Health

kate middleton and hyperemisis gravidarum

 

Given today's Royal news, everyone's talking about Kate Middleton and why she's been hospitalized during her early pregnancy. We turned to Amy Lupold Bair (AKA Resourceful Mommy) for her own experience with the scary diagnosis.

AmyLupoldBairPregnant

Amy Lupold Bair (AKA Resourceful Mommy)

Today the Royal Family announced that Prince William and Kate Middleton are expecting.  Apparently the decision to share the news was made after Kate was hospitalized for hyperemesis gravidarum.  I watched as the media began to talk about Kate’s hospitalization with reactions ranging from curiosity to complete dismissal.  One news outlet used the phrase “just morning sickness” is a headline while another morning talk host displayed shock that Kate would be hospitalized for such a thing.

But to those of us who have suffered from hyperemesis gravidarum or HG, our experiences were nothing like morning sickness and hospitalizations are not at all surprising.

Nine years ago I became pregnant with my first child.  I was a completely healthy twenty-five year old who was fortunate enough to conceive on my first try.   My husband was also healthy, our parents free of any strange illnesses.  My mom completed a medical residency while pregnant with my brother, only needing to step out to be sick once during her surgery rotation.  She went back to work just four weeks after giving birth to me.  There was no reason for me to believe that my experience would be any different.

But it was radically different.  This is what those who have not suffered from HG struggle to understand.  An HG pregnancy is radically different from a healthy pregnancy.

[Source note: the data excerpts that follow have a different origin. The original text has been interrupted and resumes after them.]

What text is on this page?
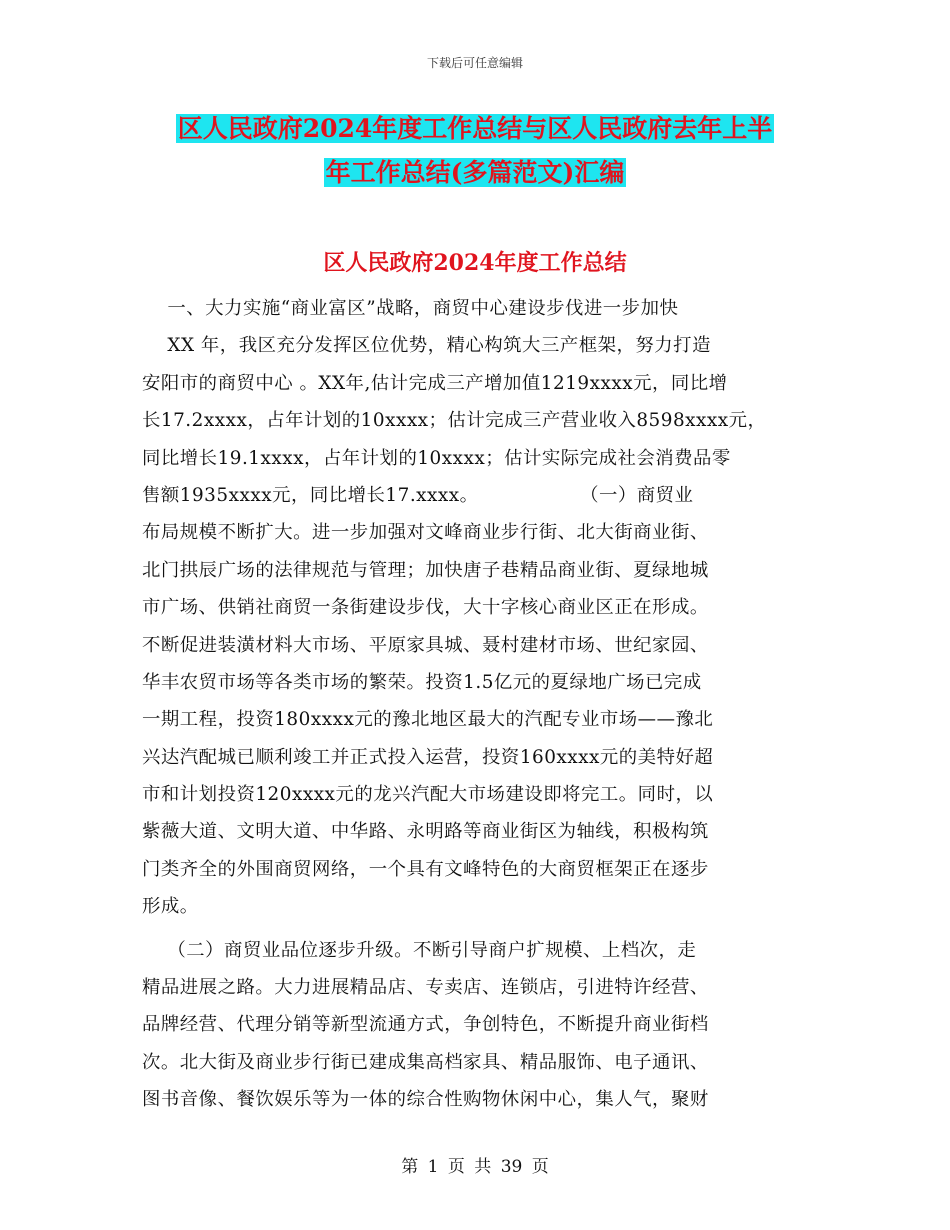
下载后可任意编辑
区人民政府2024年度工作总结与区人民政府去年上半
年工作总结(多篇范文)汇编
区人民政府2024年度工作总结
一、大力实施“商业富区”战略，商贸中心建设步伐进一步加快
XX 年，我区充分发挥区位优势，精心构筑大三产框架，努力打造
安阳市的商贸中心 。XX年,估计完成三产增加值1219xxxx元，同比增
长17.2xxxx，占年计划的10xxxx；估计完成三产营业收入8598xxxx元，
同比增长19.1xxxx，占年计划的10xxxx；估计实际完成社会消费品零
售额1935xxxx元，同比增长17.xxxx。                （一）商贸业
布局规模不断扩大。进一步加强对文峰商业步行街、北大街商业街、
北门拱辰广场的法律规范与管理；加快唐子巷精品商业街、夏绿地城
市广场、供销社商贸一条街建设步伐，大十字核心商业区正在形成。
不断促进装潢材料大市场、平原家具城、聂村建材市场、世纪家园、
华丰农贸市场等各类市场的繁荣。投资1.5亿元的夏绿地广场已完成
一期工程，投资180xxxx元的豫北地区最大的汽配专业市场——豫北
兴达汽配城已顺利竣工并正式投入运营，投资160xxxx元的美特好超
市和计划投资120xxxx元的龙兴汽配大市场建设即将完工。同时，以
紫薇大道、文明大道、中华路、永明路等商业街区为轴线，积极构筑
门类齐全的外围商贸网络，一个具有文峰特色的大商贸框架正在逐步
形成。
（二）商贸业品位逐步升级。不断引导商户扩规模、上档次，走
精品进展之路。大力进展精品店、专卖店、连锁店，引进特许经营、
品牌经营、代理分销等新型流通方式，争创特色，不断提升商业街档
次。北大街及商业步行街已建成集高档家具、精品服饰、电子通讯、
图书音像、餐饮娱乐等为一体的综合性购物休闲中心，集人气，聚财
第 1 页 共 39 页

In my first week of pregnancy I lost nine pounds.  By the time I was approaching the end of my first trimester I had lost thirty pounds.  The list of foods I could eat without vomiting included not much more than bread and water.  Something as simple as a couple bites of corn could land me in the hospital for 24 hours, IV’s required to stop the vomiting and muscle spasms, fluids needed to stave off dehydration.

Unlike morning sickness, which can often be soothed with cracker and ginger ale, vitamin B6 and seabands, hyperemisis gravidarum’s only cure is the ending of the pregnancy.  For some mothers this means the miraculous birth of a healthy, full term infant.  For others it means the loss of the pregnancy or the required termination of the pregnancy as the mother’s body crumbles from the illness, which can result in kidney and liver failure as well as stress on the heart.  For me, it ended when my daughter was born two months early, a birth likely brought about by dehydration and malnutrition.

When I began suffering with HG, which was almost immediately after conception, I was dismissed by doctors who asked questions such as, “Oh, is this your first pregnancy?” and pointed out that I would be fine because I was twenty pounds overweight and had “plenty of poundage” to lose.  It took an amazing team of doctors at another location during my second pregnancy to diagnose me with HG, and I am certain that it is because of them that I was able to give birth to a full term infant who suffered only from dehydration and spent only one day in the NICU.  

While I am grateful for their care, I should not have suffered the humiliation, extreme illness, and mistreatment at the hands of my first set of doctors.  We should have progressed to a point where women are no longer dismissed as hysterical when presenting with physical ailments.

I wish William and Kate and their baby-on-the-way well.  I am certain that they are receiving amazing care.  And I sincerely hope that their honesty about Kate’s hyperemesis gravidarum will begin to open the eyes of both the medical community and the media about the reality of this horrible illness of pregnancy that is taking lives of mothers and infants.